Sur ces mots, elle la relâcha enfin. Elle replaça d’une main la mèche décoiffée par sa prise des cheveux de la jeune femme puis elle la toisa, comme toute bonne chef militaire qu’elle était.
-Cependant, je ne peux pas te parler de cette opération. Tu n’es pas encore une femme de Meisa, ni liée à mon Roi, et je ne sais pas encore si je peux te faire confiance. Je suis peut-être trop méfiante, mais peut-être est-ce que ce comportement soumis cache des dessins que je ne peux percevoir, et donc, ce serait folie de te parler de ce projet.
Elle jaugea un moment la jeune demoiselle et, d’une main ferme, elle l’emmena vers le miroir, devant lequel elle la força à s’asseoir.
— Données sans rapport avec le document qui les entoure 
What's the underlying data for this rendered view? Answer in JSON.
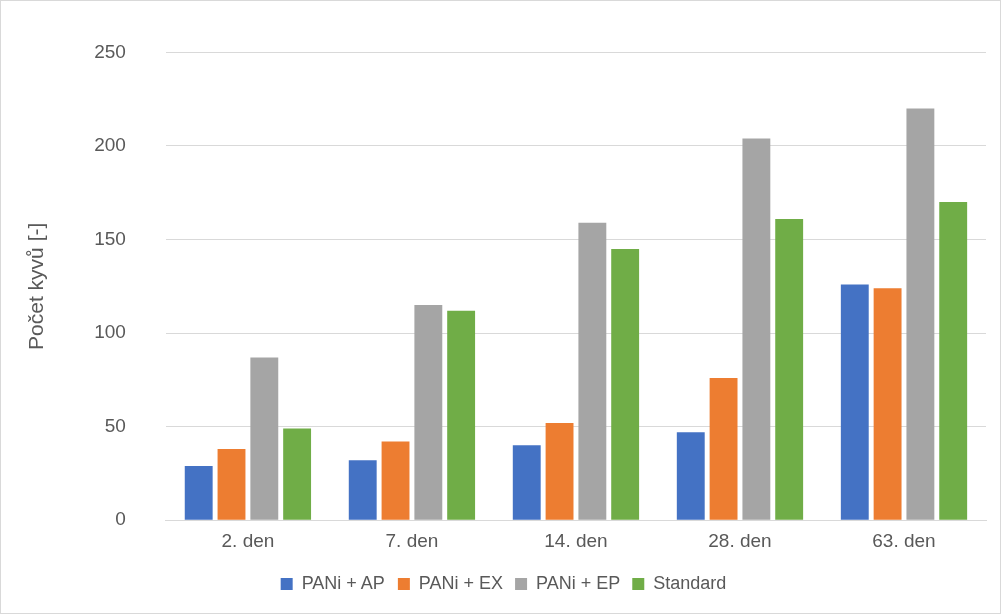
{
  "chart_data": {
    "type": "bar",
    "ylabel": "Počet kyvů [-]",
    "categories": [
      "2. den",
      "7. den",
      "14. den",
      "28. den",
      "63. den"
    ],
    "series": [
      {
        "name": "PANi + AP",
        "color": "#4472c4",
        "values": [
          29,
          32,
          40,
          47,
          126
        ]
      },
      {
        "name": "PANi + EX",
        "color": "#ed7d31",
        "values": [
          38,
          42,
          52,
          76,
          124
        ]
      },
      {
        "name": "PANi + EP",
        "color": "#a5a5a5",
        "values": [
          87,
          115,
          159,
          204,
          220
        ]
      },
      {
        "name": "Standard",
        "color": "#70ad47",
        "values": [
          49,
          112,
          145,
          161,
          170
        ]
      }
    ],
    "ylim": [
      0,
      250
    ],
    "yticks": [
      0,
      50,
      100,
      150,
      200,
      250
    ],
    "grid": "y",
    "legend": "bottom"
  }
}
-Je sais que tu vas retourner voir le Roi, et selon ce que j’ai entendu, il y a de grandes chances que tu te sois attiré son regard. Et je refuse que tu ailles à sa rencontre sans au moins avoir eu droit à un brin de toilette.
Sur ces mots, elle fit apparaître un peigne entre ses doigts et entreprit de démêler les cheveux de sa victime, sans lui laisser la possibilité de se défendre. De toute façon, probablement qu’elle en serait incapable si la Meisaenne la contraignait, vu la différence entre leurs forces respectives. Elle prit bien soin de dénouer sa chevelure, puis elle lui appliqua un tout petit peu de rouge à lèvres pour lui redonner un peu de couleurs, car bien qu’elle récupérait très rapidement, la chanceuse, elle ne pouvait pas nier une certaine pâleur. Elle avait été très mal en point, après tout. Après cela, elle resserra légèrement les cordons de la robe de Camélia. Une fois cela fait, elle l’aida à se relever.
-Je te préviens, le Roi n’est pas comme les autres hommes. Tu risques de rencontrer beaucoup de surprises dans les prochaines heures. Maintenant…
Elle lui flanqua une petite claque sur les fesses.
-Fonce, ma grande.
Dans la chambre du Roi, celui-ci s’était installé contre le bas du lit, les bras croisés, toujours pensif à ce qu’il allait faire. Mais il était prêt. Et décidé. Le destin semblait se montrer plutôt inexorable pour la jeune esclave.